In order to increase the transparency of the petroleum sector, dissemination of information on decisions pertaining to the use, management and accounting for petroleum revenues should be made public, to enable effective scrutiny by citizens.  Reports on petroleum revenues and expenditure from these revenues should be widely published and disseminated, so that interested citizens have ready access to them.

Excessive confidentiality clauses in petroleum agreements and bills threaten transparency and accountability. Although the need for certain kinds of confidentiality is necessary to protect commercially sensitive information, it is important that what is deemed as confidential is open to some form of scrutiny by an independent public interest body, and not left in the hands of politicians alone, which could lead to the abuse of such privileges.

Improved transparency will strengthen the accountability of the petroleum sector.

However, the absence of effective and informed demand by citizens undermines accountability by public officials and institutions.  Accountability would be further enhanced, if the management of the petroleum sector provided a platform for the accountability of government officials in the use and management of petroleum revenues.

Citizens should have the opportunity to participate in decision making processes within the petroleum sector.  Citizens should be actively involved in the determination of development priorities, to which petroleum revenues shall be used.

This includes debating whether spending decisions and prospects adhere to the national development priorities.  The information on citizens' assessments and preferences on the use and management of petroleum revenues should be disseminated to government officials, who, as representatives of the people, are required to act upon these preferences.

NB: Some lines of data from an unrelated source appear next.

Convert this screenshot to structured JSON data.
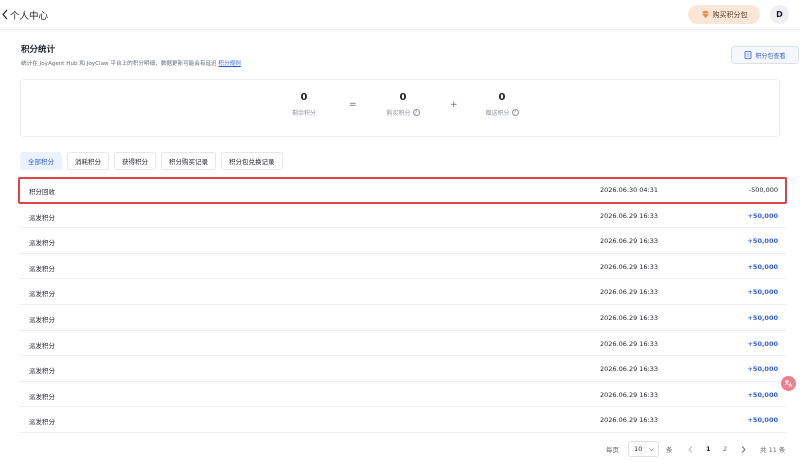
{
  "header": {
    "title": "个人中心",
    "buy_button": "购买积分包",
    "avatar_initial": "D"
  },
  "stats": {
    "title": "积分统计",
    "description": "统计在 JoyAgent Hub 和 JoyClaw 平台上的积分明细，数据更新可能会有延迟",
    "rule_link": "积分规则",
    "detail_button": "积分包查看"
  },
  "summary": {
    "remaining": {
      "value": "0",
      "label": "剩余积分"
    },
    "equals": "=",
    "purchased": {
      "value": "0",
      "label": "购买积分"
    },
    "plus": "+",
    "gifted": {
      "value": "0",
      "label": "赠送积分"
    }
  },
  "tabs": [
    {
      "label": "全部积分",
      "active": true
    },
    {
      "label": "消耗积分",
      "active": false
    },
    {
      "label": "获得积分",
      "active": false
    },
    {
      "label": "积分购买记录",
      "active": false
    },
    {
      "label": "积分包兑换记录",
      "active": false
    }
  ],
  "records": [
    {
      "name": "积分回收",
      "time": "2026.06.30 04:31",
      "amount": "-500,000",
      "sign": "neg"
    },
    {
      "name": "派发积分",
      "time": "2026.06.29 16:33",
      "amount": "+50,000",
      "sign": "pos"
    },
    {
      "name": "派发积分",
      "time": "2026.06.29 16:33",
      "amount": "+50,000",
      "sign": "pos"
    },
    {
      "name": "派发积分",
      "time": "2026.06.29 16:33",
      "amount": "+50,000",
      "sign": "pos"
    },
    {
      "name": "派发积分",
      "time": "2026.06.29 16:33",
      "amount": "+50,000",
      "sign": "pos"
    },
    {
      "name": "派发积分",
      "time": "2026.06.29 16:33",
      "amount": "+50,000",
      "sign": "pos"
    },
    {
      "name": "派发积分",
      "time": "2026.06.29 16:33",
      "amount": "+50,000",
      "sign": "pos"
    },
    {
      "name": "派发积分",
      "time": "2026.06.29 16:33",
      "amount": "+50,000",
      "sign": "pos"
    },
    {
      "name": "派发积分",
      "time": "2026.06.29 16:33",
      "amount": "+50,000",
      "sign": "pos"
    },
    {
      "name": "派发积分",
      "time": "2026.06.29 16:33",
      "amount": "+50,000",
      "sign": "pos"
    }
  ],
  "pagination": {
    "per_page_label": "每页",
    "page_size": "10",
    "unit": "条",
    "pages": [
      "1",
      "2"
    ],
    "current_page": "1",
    "total": "共 11 条"
  },
  "float_button_icon": "translate-icon"
}
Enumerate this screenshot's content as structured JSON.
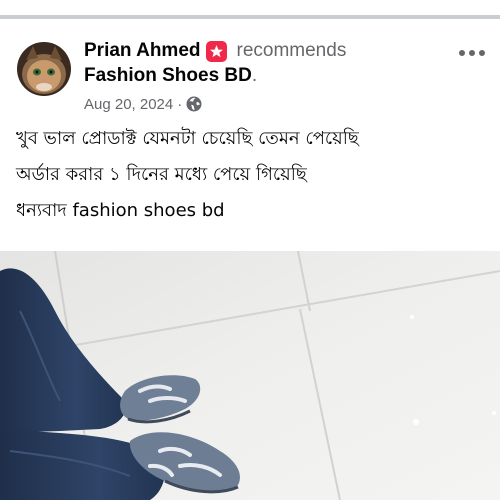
{
  "post": {
    "author": "Prian Ahmed",
    "action": "recommends",
    "page": "Fashion Shoes BD",
    "page_suffix": ".",
    "date": "Aug 20, 2024",
    "separator": "·",
    "audience_icon": "globe-icon",
    "recommend_icon": "recommend-badge-icon",
    "more_icon": "more-options-icon",
    "body_lines": [
      "খুব ভাল প্রোডাক্ট যেমনটা চেয়েছি তেমন পেয়েছি",
      "অর্ডার করার ১ দিনের মধ্যে পেয়ে গিয়েছি",
      "ধন্যবাদ fashion shoes bd"
    ]
  },
  "colors": {
    "text_primary": "#050505",
    "text_secondary": "#65676b",
    "recommend_badge": "#f02849",
    "divider": "#c9ccd1"
  }
}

Although Ghana has some way to go with regards to ensuring maximum transparency, accountability and participation in its nascent petroleum sector, there are some positive signs.  In February 2009, the President, J.E. Atta-Mills, publicly declared the commitment of the government to publish all past and future petroleum agreements.

Although the publishing of draft bills was initially not so forthcoming, the government has finally made available to the citizens draft bills on petroleum revenue management, local content and participation, and petroleum exploration and production.  This is a most definitely a promising sign.

The recent civil society summit on oil and gas, which engaged a number of key stakeholders including government officials, civil society organisations, community groups and international agencies, was another significant stride in the pursuit of good governance in the petroleum sector.

The summit was a consolidation of recommendations obtained from citizens during nation-wide consultations on oil and gas in Ghana.

The summit resulted in a communiqué, which was presented to both government and the media.  It is evident from the latest draft of the petroleum revenue bill, and the release of the draft petroleum industry regulation bill, that a large number of the recommendations of civil society were incorporated.

The remarkable thing about this is two-fold: firstly civil society managed to quickly organise and mobilise so that they could effectively engage with government to demand that Ghana's oil and gas is used to benefit the citizens of Ghana.

Civil society organisations ensured that they were well-informed, so that they could make constructive recommendations to government.

Secondly, the government demonstrated an ability to listen and act upon the concerns/ recommendations of its citizens. This demonstration sows the seeds of fruitful engagement between state and civil society.

No democracy can survive in the absence of a vibrant civil society, and the recent developments in the governance of Ghana's petroleum sector, show how potentially potent civil society in Ghana can be when it is organised and focussed.

One hopes, optimistically, that the constructive relationship between state and civil society will continue throughout the life of Ghana's petroleum sector, and not only be confined to the governance of oil and gas, but also have a knock-on effect on the regulation of other sectors of Ghana's economy.